The 2004 Indian Ocean tsunami caused mass devastation (Photography by Mangiwau / Getty)
The 2004 Indian Ocean tsunami caused mass devastation (Photography by Mangiwau / Getty)

Adding another foreboding foreshadowing to our ever-growing list, a new study published in the Proceedings of the National Academy of Sciences suggests that the USA's (potential) worst natural disaster could be about to get a whole lot worse.

The Cascadia Subduction Zone is a massive fault line that stretches from northern California to British Columbia. After sitting dormant for 300 years, its eventual rupture is expected to unleash chaos on the US West Coast and endanger lives as a tsunami crashes ashore with 100-foot waves.

This area is where the Oceanic Juan de Fuca Plate slips beneath the North American Plate, but as the pair tend to get stuck, strain builds up over the centuries and eventually releases as a massive earthquake.

Cascadia can produce quakes of magnitude 9.0 or more, with the last one occurring on January 26, 1700, and said to have been anywhere between 8.7 and 9.2. Major events happen every 450 to 500 years, so scientists are rightly concerned that the clock is ticking.

The Cascadia Subduction Zone is a ticking time bomb (John Wesley Powell Center for Analysis and Synthesis / USGS )
The Cascadia Subduction Zone is a ticking time bomb (John Wesley Powell Center for Analysis and Synthesis / USGS )

Worryingly, this is said to just be the start of Cascadia’s cataclysm, with land along the coast expected to plummet by eight feet in a matter of minutes. Speaking to BBC's Science Focus, lead author Professor Tina Dura explained: "We talk about climate-driven sea level rise, which is occurring at three to four millimetres a year, and that does eventually add up. But here we’ll have two metres of sea level rise in minutes. Why aren’t we talking about that more?”

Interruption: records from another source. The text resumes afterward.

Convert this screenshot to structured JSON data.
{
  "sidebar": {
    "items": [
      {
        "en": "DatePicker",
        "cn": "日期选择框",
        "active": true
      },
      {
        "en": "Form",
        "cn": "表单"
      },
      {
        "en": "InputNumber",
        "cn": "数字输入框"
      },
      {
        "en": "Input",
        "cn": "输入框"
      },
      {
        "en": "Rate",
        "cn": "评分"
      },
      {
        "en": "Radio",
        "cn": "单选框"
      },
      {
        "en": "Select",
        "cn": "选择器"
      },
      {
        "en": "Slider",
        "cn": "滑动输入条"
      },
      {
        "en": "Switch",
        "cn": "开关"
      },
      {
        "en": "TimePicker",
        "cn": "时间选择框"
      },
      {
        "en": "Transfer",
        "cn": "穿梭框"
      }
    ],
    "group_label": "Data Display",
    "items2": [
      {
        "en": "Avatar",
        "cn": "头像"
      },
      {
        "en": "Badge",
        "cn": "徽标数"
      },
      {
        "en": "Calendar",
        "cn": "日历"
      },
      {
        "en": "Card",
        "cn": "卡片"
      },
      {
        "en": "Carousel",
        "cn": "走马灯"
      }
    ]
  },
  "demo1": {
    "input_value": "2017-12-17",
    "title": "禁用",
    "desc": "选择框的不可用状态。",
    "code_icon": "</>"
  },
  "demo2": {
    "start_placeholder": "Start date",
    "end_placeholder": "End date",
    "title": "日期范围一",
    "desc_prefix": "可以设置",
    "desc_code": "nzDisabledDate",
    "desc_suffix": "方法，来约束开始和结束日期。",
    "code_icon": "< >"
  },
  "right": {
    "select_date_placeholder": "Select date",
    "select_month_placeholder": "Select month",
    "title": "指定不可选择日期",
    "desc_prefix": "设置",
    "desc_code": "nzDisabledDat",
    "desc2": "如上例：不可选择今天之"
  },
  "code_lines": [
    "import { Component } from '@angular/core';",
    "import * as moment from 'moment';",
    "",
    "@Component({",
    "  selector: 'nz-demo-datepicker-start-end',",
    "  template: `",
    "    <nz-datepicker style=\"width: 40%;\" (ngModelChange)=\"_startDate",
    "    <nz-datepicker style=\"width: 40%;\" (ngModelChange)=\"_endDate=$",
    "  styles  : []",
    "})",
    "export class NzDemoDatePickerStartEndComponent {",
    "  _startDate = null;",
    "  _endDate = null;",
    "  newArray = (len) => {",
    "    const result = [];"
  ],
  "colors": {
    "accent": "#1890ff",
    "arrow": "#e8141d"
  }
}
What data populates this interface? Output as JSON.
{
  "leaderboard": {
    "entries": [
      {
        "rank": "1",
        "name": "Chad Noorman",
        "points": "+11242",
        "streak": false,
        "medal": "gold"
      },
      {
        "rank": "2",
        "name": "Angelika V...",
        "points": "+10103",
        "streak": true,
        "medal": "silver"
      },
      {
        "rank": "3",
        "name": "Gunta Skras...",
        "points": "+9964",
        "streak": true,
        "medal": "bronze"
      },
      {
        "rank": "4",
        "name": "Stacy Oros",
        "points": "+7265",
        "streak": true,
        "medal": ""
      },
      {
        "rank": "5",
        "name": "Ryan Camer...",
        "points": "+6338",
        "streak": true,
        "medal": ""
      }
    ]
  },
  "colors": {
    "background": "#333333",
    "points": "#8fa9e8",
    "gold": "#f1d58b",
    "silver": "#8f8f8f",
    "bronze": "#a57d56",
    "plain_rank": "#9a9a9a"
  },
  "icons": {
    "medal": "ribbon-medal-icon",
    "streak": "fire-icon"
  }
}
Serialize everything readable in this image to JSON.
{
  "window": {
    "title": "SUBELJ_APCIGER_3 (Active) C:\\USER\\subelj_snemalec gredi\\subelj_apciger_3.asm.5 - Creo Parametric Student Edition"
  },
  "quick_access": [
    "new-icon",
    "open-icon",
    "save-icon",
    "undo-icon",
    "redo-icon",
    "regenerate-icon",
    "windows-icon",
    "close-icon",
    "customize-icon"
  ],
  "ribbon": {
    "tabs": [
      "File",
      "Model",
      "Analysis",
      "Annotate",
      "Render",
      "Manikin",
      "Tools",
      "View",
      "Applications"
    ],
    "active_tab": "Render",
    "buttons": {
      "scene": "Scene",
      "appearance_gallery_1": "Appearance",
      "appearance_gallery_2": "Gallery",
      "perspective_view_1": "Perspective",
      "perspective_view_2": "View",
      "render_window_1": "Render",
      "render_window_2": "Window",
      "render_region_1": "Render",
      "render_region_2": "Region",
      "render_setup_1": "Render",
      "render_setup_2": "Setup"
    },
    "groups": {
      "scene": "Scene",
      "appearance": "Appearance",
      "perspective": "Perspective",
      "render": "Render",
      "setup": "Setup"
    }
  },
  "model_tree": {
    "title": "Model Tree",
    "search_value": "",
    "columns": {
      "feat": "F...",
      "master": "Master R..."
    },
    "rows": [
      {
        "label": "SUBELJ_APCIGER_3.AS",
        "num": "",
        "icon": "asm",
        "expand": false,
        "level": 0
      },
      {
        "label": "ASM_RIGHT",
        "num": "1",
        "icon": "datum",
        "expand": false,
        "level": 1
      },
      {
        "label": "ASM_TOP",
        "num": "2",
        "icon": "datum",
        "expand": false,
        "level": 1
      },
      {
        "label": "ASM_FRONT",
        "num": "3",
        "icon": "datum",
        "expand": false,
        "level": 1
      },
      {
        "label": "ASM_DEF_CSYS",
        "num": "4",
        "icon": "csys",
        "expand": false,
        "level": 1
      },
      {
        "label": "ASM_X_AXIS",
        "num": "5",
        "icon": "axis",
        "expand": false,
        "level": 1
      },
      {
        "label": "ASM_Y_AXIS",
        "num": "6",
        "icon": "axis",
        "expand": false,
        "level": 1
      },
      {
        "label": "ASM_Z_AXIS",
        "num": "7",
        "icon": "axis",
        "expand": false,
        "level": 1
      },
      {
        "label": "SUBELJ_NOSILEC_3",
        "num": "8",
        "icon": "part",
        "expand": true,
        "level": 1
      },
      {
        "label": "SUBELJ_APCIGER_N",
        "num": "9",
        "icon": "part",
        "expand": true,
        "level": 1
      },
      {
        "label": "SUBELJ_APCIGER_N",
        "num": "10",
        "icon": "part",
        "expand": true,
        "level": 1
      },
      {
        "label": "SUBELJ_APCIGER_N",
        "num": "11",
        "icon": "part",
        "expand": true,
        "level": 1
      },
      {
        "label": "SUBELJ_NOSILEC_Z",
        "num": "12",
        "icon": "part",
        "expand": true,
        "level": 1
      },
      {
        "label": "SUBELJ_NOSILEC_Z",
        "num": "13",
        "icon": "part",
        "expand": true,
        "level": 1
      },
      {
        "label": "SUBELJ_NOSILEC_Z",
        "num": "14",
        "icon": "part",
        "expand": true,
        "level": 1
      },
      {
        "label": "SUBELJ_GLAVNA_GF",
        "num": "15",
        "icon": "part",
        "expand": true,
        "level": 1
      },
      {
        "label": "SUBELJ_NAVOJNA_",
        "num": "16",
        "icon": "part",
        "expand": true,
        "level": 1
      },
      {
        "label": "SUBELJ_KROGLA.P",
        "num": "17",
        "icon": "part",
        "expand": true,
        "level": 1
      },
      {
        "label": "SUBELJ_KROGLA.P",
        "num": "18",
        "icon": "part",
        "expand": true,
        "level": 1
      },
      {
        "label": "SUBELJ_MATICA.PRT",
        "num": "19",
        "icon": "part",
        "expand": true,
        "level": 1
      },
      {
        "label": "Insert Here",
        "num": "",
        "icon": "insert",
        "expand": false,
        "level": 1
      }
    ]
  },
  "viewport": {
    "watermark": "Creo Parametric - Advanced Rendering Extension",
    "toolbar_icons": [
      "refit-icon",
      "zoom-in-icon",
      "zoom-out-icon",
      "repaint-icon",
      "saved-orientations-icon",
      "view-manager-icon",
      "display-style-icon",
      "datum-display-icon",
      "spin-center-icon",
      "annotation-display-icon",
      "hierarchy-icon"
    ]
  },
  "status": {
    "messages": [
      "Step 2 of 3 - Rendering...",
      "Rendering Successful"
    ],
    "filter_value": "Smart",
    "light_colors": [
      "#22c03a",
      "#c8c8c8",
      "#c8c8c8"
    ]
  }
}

It's said that 1960's Valdivia earthquake in Chile was the biggest of all time as it boasted a magnitude of 9.5, and even if Cascadia doesn't break that record, the death toll could be catastrophic before we even get to the aftereffects.

The US National Seismic Hazard Model has suggested there's a 15% chance of a magnitude 8.0 or greater earthquake striking this area in the next 50 years.

According to predictions from the Federal Emergency Management Agency, a quake of this size could be responsible for 5,800 deaths, with another 8,000 from the resulting tsunami. More than this, we could be facing 100,000 injuries, 618,000 buildings being damaged or destroyed, and an economic cost of $134 billion. As Dura warns: "This is going to be a very catastrophic event for the US, for sure."

“After the tsunami comes and eventually recedes, the land is going to persist at lower levels. That floodplain footprint is going to be altered for decades or even centuries."

It's apparently for the best if the earthquake happens sooner rather than later, as with sea levels set to rise by another two feet or more by 2100, Dura concludes that it's a 'dual threat'.